Halotolerant rhizobacterial consortium confers salt tolerance to maize under naturally salt-affected soil

Halotolerant rhizobacteria, which are able to withstand higher concentrations of salts, are useful for conferring salinity tolerance to agricultural crops and improving soil fertility through their different activities. Among their various mechanisms, the improvement in soil enzyme activities they bring about through production of extracellular enzymes is crucial. Soil enzymes are responsible for supplying nutrients to plants under stressed conditions. In the current study, halotolerant plant growth-promoting rhizobacteria (Bacillus and Acinetobacter) species were examined individually and in combination to compare the efficiency with which they improve soil enzyme activities under naturally salt-affected soil conditions. The microbial consortium caused a significant increase in the soil urease (1.15-fold), dehydrogenase (14%), acid phosphatase (78%), and alkaline phosphatase (52%) activities, which led to a significant increase in shoot N (42%), grain N (98%), straw P (40%), and grain P (44%) in comparison with the uninoculated control.

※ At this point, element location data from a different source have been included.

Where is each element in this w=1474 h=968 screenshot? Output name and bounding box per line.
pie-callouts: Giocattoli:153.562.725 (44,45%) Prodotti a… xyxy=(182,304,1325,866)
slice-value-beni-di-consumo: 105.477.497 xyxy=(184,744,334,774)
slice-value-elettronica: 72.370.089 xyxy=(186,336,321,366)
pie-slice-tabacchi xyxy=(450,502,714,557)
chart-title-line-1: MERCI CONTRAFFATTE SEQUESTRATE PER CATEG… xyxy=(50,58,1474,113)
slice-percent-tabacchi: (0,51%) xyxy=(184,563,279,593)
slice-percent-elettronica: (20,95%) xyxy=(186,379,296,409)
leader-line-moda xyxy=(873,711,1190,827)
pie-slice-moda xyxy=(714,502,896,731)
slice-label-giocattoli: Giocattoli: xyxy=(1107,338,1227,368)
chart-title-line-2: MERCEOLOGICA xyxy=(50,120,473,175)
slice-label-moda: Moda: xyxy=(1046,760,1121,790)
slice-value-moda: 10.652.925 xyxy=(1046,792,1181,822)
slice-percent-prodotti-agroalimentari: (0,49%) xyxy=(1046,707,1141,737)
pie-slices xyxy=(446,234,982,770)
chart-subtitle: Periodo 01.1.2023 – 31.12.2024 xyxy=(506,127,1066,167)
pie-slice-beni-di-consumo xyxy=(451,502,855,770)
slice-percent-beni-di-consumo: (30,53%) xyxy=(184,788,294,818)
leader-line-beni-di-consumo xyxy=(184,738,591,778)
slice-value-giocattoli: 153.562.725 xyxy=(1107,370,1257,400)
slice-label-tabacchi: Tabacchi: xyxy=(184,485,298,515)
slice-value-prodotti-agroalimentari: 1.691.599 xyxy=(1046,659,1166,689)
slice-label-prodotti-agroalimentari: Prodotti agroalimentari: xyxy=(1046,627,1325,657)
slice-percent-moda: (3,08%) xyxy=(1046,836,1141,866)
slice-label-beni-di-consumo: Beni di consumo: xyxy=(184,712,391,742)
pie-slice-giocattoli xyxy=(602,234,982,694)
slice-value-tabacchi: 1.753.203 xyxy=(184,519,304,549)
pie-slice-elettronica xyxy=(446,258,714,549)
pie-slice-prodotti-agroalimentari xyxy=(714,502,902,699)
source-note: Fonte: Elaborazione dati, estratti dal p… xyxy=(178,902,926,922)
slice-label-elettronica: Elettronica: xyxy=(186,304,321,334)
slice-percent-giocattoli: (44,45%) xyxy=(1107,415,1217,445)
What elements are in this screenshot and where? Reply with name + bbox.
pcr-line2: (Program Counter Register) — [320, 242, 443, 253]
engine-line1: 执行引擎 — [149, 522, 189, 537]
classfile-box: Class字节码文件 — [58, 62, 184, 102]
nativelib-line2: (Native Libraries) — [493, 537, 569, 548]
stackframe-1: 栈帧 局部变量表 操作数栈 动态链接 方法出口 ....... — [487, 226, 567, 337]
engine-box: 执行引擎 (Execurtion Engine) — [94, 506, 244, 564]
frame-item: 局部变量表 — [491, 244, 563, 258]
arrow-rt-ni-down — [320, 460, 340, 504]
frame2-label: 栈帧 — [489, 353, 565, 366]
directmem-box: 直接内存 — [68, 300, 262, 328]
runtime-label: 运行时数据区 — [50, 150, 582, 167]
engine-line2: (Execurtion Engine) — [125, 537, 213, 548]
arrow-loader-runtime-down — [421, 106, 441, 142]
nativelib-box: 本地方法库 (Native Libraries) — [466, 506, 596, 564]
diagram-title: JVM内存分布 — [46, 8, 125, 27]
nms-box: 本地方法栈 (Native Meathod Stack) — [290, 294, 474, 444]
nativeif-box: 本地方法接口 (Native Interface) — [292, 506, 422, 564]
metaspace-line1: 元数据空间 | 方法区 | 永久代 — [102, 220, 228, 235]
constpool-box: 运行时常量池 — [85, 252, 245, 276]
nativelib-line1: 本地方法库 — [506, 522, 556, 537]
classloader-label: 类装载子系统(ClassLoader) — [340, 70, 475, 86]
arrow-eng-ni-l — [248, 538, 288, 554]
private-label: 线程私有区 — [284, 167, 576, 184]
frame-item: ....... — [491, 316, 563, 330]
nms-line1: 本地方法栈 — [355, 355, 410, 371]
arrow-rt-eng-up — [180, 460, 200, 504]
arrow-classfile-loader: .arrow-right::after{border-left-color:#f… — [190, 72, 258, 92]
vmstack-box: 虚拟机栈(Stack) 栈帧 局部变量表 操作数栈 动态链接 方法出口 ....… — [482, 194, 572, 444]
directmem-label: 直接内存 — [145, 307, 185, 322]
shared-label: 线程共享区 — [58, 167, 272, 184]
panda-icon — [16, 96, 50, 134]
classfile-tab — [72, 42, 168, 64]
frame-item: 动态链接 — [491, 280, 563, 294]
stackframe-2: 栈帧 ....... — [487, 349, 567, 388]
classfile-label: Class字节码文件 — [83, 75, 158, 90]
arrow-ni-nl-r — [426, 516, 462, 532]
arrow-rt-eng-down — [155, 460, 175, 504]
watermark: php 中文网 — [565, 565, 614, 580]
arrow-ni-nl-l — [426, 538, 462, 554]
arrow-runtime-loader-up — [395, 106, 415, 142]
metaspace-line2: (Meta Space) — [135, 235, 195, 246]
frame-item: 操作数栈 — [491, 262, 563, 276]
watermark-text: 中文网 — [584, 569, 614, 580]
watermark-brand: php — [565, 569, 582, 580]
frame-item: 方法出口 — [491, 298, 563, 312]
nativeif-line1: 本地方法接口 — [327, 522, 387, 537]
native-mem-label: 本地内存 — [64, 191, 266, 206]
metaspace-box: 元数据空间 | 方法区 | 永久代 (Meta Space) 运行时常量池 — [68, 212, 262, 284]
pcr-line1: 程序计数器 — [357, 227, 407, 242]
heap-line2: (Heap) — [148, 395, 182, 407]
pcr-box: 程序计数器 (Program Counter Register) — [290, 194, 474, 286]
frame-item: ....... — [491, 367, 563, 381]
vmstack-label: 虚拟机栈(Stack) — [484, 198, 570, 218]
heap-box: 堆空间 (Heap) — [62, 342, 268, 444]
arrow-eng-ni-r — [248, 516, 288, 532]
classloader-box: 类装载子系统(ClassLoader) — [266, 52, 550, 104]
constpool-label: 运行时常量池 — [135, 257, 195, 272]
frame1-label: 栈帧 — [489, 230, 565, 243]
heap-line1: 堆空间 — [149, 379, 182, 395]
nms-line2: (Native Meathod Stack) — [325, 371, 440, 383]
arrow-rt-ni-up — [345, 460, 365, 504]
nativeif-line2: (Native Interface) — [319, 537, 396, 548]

In addition, application of the microbial consortium to maize (Zea mays L.) seeds led to considerable improvements in plant height (70%), cob length (67%), grain yield (69%), stomatal conductance (17%), water-use efficiency (96%), photosynthetic rate (22%), cob weight (1.63-fold), and transpiration rate (1.2-fold). Moreover, consortium inoculation resulted in a significant reduction in leaf Na+ (38%) content, as evidenced by reduced antioxidant activities (i.e., catalase [59%], superoxide dismutase [37%], glutathione reductase [45%], ascorbate peroxidase [19%], and malondialdehyde [53%]) after consortium application. In conclusion, the rhizobacterial consortium alleviated the negative impacts of salinity on maize growth by improving the soil enzyme activities and nutrient acquisition under salinity stress.